Barriers to Scaling AI in Mission-Critical Environments

Scaling AI in a complex enterprise involves three key functions:

a. Use Case Prioritization: Diverse and overlapping use cases make it challenging to determine which ones offer the most benefit. Establish criteria based on factors like time, cost, capability and productivity, then rank use cases to focus on the highest priorities.

b. Enterprise Data & Intelligence Services Backbone: Gradually making all company data AI-ready is essential. Without this backbone, each use case becomes an isolated project, straining resources. A robust backbone supports rapid development and reduces deployment time as capabilities mature.

  Technology leaders must stay abreast of the latest developments in AI and quantum computing and continually evaluate how to integrate them into their enterprises.  

c. Staffing and Computing Plan: Access to experienced AI personnel is limited and sustaining them is difficult. While hiring thirdparty providers is an option, it can be costly and less agile as requirements evolve.

Balancing Innovation with Responsibility

My perspective on transparency differs from the prevailing view.
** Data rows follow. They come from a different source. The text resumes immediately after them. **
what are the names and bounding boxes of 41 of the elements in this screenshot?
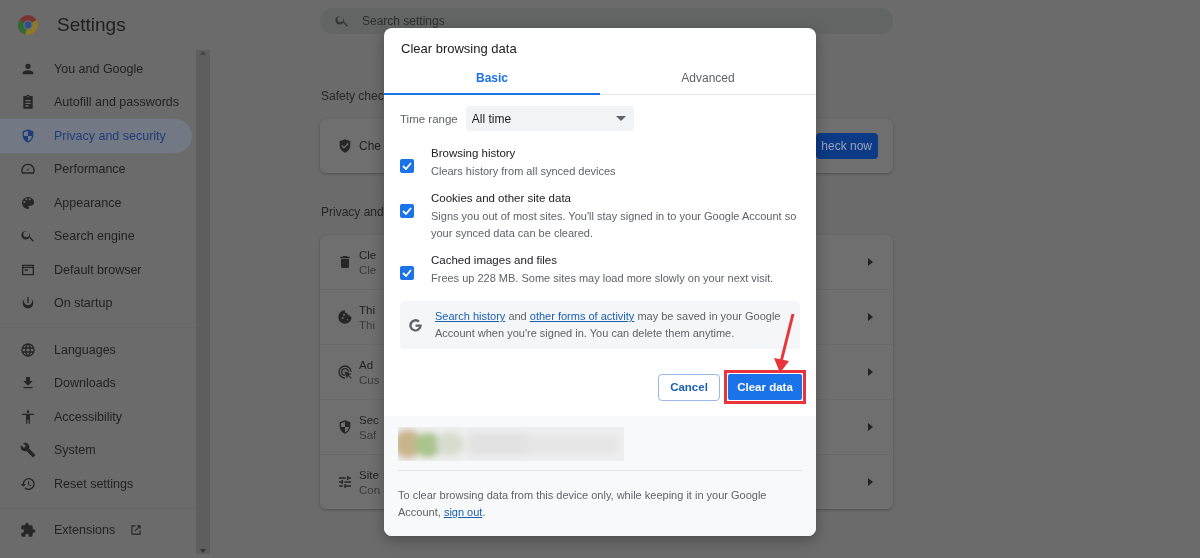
dialog-title: Clear browsing data [400, 40, 518, 58]
time-range-dropdown[interactable]: All time [465, 106, 634, 131]
link[interactable]: other forms of activity [529, 310, 635, 322]
tab[interactable]: Basic [384, 63, 600, 95]
sidebar-item[interactable]: You and Google [0, 52, 192, 86]
option-title: Cached images and files [431, 254, 558, 266]
option-title: Browsing history [431, 147, 517, 159]
sidebar-item[interactable]: System [0, 433, 192, 467]
option-title: Cookies and other site data [431, 192, 572, 204]
row-title: Sec [359, 413, 379, 426]
sidebar-item[interactable]: Appearance [0, 186, 192, 220]
card-text: Che [359, 139, 381, 153]
row-title: Ad [359, 358, 375, 371]
section-heading: Safety chec [321, 89, 384, 105]
page-title: Settings [57, 14, 126, 36]
sidebar-item[interactable]: Downloads [0, 366, 192, 400]
sidebar-item[interactable]: Default browser [0, 253, 192, 287]
option-description: Clears history from all synced devices [431, 164, 617, 179]
info-text: Search history and other forms of activity may be saved in your Google Account when you're signed in. You can delete them anytime. [435, 309, 782, 341]
sidebar-item[interactable]: Performance [0, 152, 192, 186]
sidebar-item[interactable]: On startup [0, 286, 192, 320]
row-title: Cle [359, 248, 377, 261]
sidebar-item[interactable]: Autofill and passwords [0, 85, 192, 119]
row-title: Thi [359, 303, 375, 316]
footer-text: To clear browsing data from this device only, while keeping it in your Google Account, sign out. [398, 470, 802, 521]
sidebar-item[interactable]: Languages [0, 333, 192, 367]
option-description: Frees up 228 MB. Some sites may load more slowly on your next visit. [431, 271, 775, 286]
tab[interactable]: Advanced [600, 63, 816, 95]
option-description: Signs you out of most sites. You'll stay signed in to your Google Account so your synced data can be cleared. [431, 209, 798, 241]
field-label: Time range [400, 112, 458, 125]
check-now-button[interactable]: heck now [816, 133, 878, 159]
link[interactable]: Search history [435, 310, 506, 322]
sidebar-item[interactable]: Reset settings [0, 467, 192, 501]
cancel-button[interactable]: Cancel [658, 373, 720, 401]
sidebar-item[interactable]: Accessibility [0, 400, 192, 434]
sidebar-item[interactable]: Search engine [0, 219, 192, 253]
section-heading: Privacy and [321, 205, 384, 221]
sidebar-item[interactable]: Privacy and security [0, 119, 192, 153]
sidebar-item[interactable]: Extensions [0, 513, 192, 547]
row-title: Site [359, 468, 380, 481]
clear-data-button[interactable]: Clear data [728, 374, 802, 400]
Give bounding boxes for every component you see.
I believe we will always lag behind in achieving full transparency due to the complexity of AI models. While tools are being developed to improve transparency, true understanding is elusive because of the sheer magnitude of these models. For example, OpenAI’s GPT-3 has 175 billion parameters, which is beyond human comprehension. People will need to learn how to trust AI models just like other humans. However, data privacy, security and ethical AI can be managed with a wide array of available tools but cannot be guaranteed.

Exciting Technologies on The Horizon

We are particularly excited about Agentic AI, especially systems that can reason and are persistent. These AIs can operate autonomously to achieve specific goals and maintain functionality over extended periods. They learn, adapt and improve without frequent human intervention, which is crucial for maintaining deployed AI systems.

In the near future, personal chatbots will become ubiquitous, knowing users better than they know themselves. This data explosion will necessitate significant advancements in networking and computing capacity, driving innovation, particularly in quantum computing. Quantum computing will likely become the cornerstone of future AIs, presenting new challenges.

Technology leaders must stay abreast of the latest developments in AI and quantum computing and continually evaluate how to integrate them into their enterprises. This vigilance is more critical now than ever and will remain so for the foreseeable future.